The Home Office has spent two years boasting that the asylum decision backlog is being cleared. Here is what actually happened: the queue moved from the Home Office's desk to the courts'. The asylum appeals backlog has now climbed past 87,000 cases — with roughly twice as many appeals arriving as being resolved. At that ratio, the backlog is not being managed. It is compounding.

Speed Was the Metric. Quality Was the Casualty.

In late June, the Independent Chief Inspector of Borders and Immigration delivered the verdict that explains the whole mess: asylum decision-making declined to an 'unacceptable level' as the initial backlog was cleared. Caseworkers were pushed for throughput. Decisions got faster and worse. And every bad decision has a built-in second act — an appeal, a tribunal date, a barrister, a hotel bill running the whole time.

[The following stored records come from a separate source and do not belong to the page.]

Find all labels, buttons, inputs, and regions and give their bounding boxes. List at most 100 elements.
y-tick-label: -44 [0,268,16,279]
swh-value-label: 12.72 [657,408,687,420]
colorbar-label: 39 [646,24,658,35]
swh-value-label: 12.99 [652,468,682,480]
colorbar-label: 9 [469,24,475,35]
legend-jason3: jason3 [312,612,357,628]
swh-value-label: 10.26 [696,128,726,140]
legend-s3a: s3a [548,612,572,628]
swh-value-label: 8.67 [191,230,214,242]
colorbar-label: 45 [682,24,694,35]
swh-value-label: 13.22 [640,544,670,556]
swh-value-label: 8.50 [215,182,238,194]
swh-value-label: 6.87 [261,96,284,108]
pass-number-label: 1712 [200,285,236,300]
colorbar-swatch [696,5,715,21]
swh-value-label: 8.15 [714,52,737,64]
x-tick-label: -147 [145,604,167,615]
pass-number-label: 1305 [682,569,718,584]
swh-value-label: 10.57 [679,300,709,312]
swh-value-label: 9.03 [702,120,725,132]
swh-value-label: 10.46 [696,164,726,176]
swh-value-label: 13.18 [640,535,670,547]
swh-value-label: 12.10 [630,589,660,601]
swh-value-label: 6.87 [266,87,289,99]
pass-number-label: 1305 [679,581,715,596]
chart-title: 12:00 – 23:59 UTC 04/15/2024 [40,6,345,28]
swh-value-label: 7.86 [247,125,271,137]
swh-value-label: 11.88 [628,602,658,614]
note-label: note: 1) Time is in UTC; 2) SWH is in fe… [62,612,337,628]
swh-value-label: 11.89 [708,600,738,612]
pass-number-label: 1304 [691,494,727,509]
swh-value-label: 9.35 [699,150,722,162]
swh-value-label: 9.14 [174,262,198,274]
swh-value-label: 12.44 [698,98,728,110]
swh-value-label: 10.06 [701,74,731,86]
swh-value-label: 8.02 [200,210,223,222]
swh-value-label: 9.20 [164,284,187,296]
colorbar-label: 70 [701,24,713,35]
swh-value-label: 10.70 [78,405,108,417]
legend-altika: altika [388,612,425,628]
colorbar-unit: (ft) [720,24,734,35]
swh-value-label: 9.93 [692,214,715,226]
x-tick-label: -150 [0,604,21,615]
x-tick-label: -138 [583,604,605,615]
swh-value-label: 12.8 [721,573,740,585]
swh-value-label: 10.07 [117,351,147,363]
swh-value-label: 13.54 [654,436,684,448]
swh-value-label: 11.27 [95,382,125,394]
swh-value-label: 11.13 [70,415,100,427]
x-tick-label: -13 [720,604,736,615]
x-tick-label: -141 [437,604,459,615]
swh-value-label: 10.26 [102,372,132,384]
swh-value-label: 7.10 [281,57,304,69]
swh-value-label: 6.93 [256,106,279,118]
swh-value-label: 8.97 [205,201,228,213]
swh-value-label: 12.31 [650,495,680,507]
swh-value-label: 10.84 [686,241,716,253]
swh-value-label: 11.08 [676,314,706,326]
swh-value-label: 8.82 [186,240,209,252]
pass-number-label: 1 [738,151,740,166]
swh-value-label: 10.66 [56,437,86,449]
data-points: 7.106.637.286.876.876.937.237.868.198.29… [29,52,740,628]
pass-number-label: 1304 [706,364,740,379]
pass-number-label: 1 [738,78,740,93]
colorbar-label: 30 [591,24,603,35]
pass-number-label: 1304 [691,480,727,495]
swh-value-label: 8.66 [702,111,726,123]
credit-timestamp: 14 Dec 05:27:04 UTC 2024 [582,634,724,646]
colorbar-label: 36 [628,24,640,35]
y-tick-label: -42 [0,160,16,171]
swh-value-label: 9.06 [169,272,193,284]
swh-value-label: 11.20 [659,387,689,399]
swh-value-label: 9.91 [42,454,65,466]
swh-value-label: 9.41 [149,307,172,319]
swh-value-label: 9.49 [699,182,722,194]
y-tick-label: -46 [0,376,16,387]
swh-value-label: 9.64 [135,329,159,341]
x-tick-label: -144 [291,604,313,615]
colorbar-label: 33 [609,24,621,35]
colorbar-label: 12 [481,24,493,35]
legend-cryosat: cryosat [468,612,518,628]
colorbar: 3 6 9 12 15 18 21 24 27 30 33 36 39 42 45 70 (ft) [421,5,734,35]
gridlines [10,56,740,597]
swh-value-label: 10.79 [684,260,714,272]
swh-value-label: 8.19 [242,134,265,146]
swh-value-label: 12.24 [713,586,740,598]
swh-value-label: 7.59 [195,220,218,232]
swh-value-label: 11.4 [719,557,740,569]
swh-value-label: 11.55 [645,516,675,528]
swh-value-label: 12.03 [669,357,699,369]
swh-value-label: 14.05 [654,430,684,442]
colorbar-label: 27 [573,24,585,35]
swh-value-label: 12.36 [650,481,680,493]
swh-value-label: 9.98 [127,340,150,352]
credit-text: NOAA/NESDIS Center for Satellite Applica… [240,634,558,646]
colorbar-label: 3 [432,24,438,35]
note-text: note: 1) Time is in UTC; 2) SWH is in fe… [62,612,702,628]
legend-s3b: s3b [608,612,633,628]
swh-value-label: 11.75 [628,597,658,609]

This is the public sector productivity illusion in its purest form: declare victory on the number you control, and let the wreckage pile up in someone else's statistics.

What 87,000 Actually Costs

An appeals backlog is not an abstraction. Every one of those 87,000 cases is a person in the support system — accommodation, subsistence, legal aid — for the months or years the tribunal queue now takes. The same government that wants credit for charging asylum seekers £10,000 towards their accommodation is running a decision system that manufactures the very delays that make the accommodation bill enormous. The £4 billion annual support cost and the 87,000-case appeals queue are not two separate stories. They are cause and effect.

Twice In, Once Out

A system receiving appeals at double the rate it resolves them has no plan — it has a trajectory. Tribunal capacity cannot be conjured overnight; judges and legal-aid capacity are years in the making. Which means the 87,000 becomes 100,000 on a schedule you can already draw with a ruler. Ministers know this. It is why the announcements are always about charges, crackdowns and bills — anything but the pipeline arithmetic they have stopped quoting.

What Reform UK Would Do

Reform UK would fix the incentive rather than the press release. Get the first decision right: properly staffed, properly supervised casework with quality targets, not just speed targets. Remove those with no right to be here promptly, so appeals cannot function as a years-long residence strategy. And stop measuring success by the size of one queue while a bigger one grows next door.

A backlog that changes address is not a backlog cleared. Britain deserves a Home Office that can count — and a government honest enough to publish both queues in the same sentence.